A. I don’t think I was seeing myself as the dead person here, although that might certainly be a Jungian interpretation! But I did picture this hearse (which is maybe carrying a dead relative, and possibly from one of my earlier incarnations) just taking off on its own, which so mimics for me the way a poem works. Just like death itself, the hearse here swerves through all sorts of historical contexts and emotional states. The uncontrollable.
Q. The second poem in the book, “A Man Comes Down,” ends: “There is only me, and I / am no one. I am just the messenger.” Do you think that’s true of poets? Are you just a messenger?
A. Well, I do think of POEMS as messages, often odd jarring ones from the subconscious or some “other” version of the self that’s talking to, or back, to the “regular” one. But of course, while a poet may be initially the messenger, later she must fulfill other duties: first evaluating if the message might have any relevance to others beyond herself. Then there’s the whole shaping and orchestrating the language of the message into something that still carries the “charge” of that psychic jolt as well as perhaps some of the mystery, but also holds together with some sort of cohesion.
Q. Visual poetry is a fairly new venture for you. Do you find yourself taking a different approach to writing “regular poems” since you’ve started making poems that contain visual elements?

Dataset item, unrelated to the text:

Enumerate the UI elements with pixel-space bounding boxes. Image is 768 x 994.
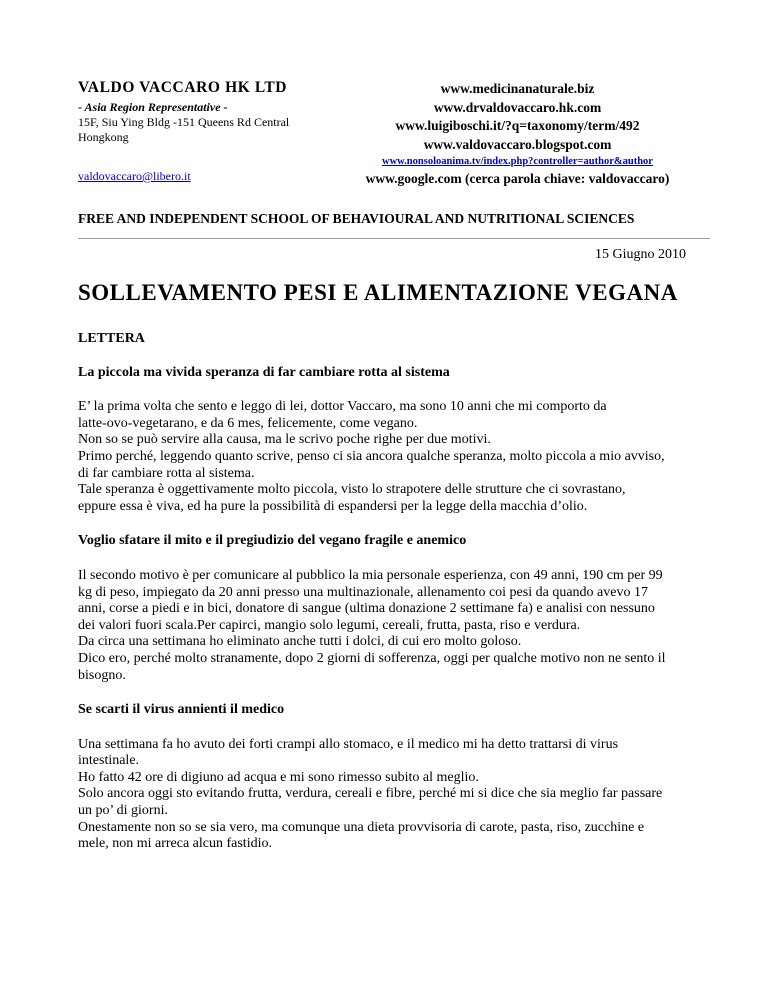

A. Since I’m so drawn to images as a writer, maybe it was only natural that I’d gravitate to actual images, photographic images. And yes, I’m still learning the ropes with how to compose, shoot and refine photographs. I like to capture buildings just before they’re demolished and something else takes their place. I’m drawn to decrepit murals and graffitied storefronts. In my computer, I make all manner of alterations: often lifting out a small detail, changing the colors and usually adding some bit of my own text. Entering the conversation already going on with the graffers is always my aim, and the sense of a building’s imminent demise only makes, for me, the conversation more poignant. I hope that my work is also a way of repurposing the old facades or hanging on to some aspect of them a little longer.